市長の市政運営の特徴は、阪口氏個人の人脈による政治、つまり人事を縁故で動かしていること。
次に市民参加といいながら、アウトソーシング、つまり外部委託し、協働という概念を使って、だんだん行政の役割を曖昧にしながら、官民ワークシェアリングという言い方で、自治体の責任を曖昧にし、それをガバナンスという言葉で飾っている。

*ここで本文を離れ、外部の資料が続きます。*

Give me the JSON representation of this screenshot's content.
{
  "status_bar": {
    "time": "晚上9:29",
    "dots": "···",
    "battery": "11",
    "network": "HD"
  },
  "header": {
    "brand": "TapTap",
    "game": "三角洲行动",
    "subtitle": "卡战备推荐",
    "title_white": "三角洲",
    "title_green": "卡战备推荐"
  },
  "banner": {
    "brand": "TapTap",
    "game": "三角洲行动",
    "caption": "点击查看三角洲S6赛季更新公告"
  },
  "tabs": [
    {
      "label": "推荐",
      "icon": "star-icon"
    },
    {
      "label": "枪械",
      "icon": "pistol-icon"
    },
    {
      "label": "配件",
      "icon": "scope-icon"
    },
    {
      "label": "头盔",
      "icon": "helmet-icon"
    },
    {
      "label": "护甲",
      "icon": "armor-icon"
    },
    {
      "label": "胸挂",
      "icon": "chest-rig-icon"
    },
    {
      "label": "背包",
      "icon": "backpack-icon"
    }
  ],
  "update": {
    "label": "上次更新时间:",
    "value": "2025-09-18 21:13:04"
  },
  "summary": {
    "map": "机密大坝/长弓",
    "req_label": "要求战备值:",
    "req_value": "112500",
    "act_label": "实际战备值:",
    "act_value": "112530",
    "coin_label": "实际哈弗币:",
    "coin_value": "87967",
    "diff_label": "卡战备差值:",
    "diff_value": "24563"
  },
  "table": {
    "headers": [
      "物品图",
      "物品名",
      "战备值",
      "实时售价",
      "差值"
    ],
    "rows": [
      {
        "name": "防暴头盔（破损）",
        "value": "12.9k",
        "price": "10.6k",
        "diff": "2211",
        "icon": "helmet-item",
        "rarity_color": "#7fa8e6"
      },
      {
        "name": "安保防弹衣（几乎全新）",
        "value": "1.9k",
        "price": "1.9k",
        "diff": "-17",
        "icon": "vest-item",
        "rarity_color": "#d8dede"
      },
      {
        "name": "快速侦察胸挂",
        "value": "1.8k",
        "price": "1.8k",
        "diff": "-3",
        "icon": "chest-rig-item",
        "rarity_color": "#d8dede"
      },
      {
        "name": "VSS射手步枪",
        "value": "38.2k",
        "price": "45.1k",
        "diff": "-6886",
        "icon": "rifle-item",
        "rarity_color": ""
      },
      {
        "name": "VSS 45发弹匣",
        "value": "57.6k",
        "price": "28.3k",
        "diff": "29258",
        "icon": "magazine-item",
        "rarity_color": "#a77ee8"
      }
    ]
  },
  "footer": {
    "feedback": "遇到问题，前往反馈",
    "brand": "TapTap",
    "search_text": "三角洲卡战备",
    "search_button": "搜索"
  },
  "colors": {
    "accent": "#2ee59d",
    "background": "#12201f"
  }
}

そして開発の問題。操車場跡地は民間ではなくJRという準公共機関、また万博や住宅供給公社の立て替えなど、吹田の再開発の特徴は、民間ではなく公共機関が土地を持っているということだ。
つまり公共機関を活用した開発がまだできうる環境にある。その特徴をそれぞれの地域がどのように生かして対応できるか、が問われている。
最後に財政問題。確かに税収が落ち込み、かつてと比べて財政が厳しいのは事実だ。しかし今すぐに崩壊するような危機的状況にはいたっていない。
阪口市政は人件費を減らす、民間委託を進める、という方法で、硬直化した財政を自分なりに使いたいという意向のようだ。
そのような私物化した市政運営ではダメで、もっと福祉や環境に優しい市政運営に改めさせるべきだ。肝心なのは台所事情が苦しいからと下手に浮き足立たないこと。必要な福祉や公共サービスを守りながら、硬直した財政を建てなおしていくことが必要。いずれにしてもこのままの市政運営では行き詰まるので、市政を変えていかねばならないだろう。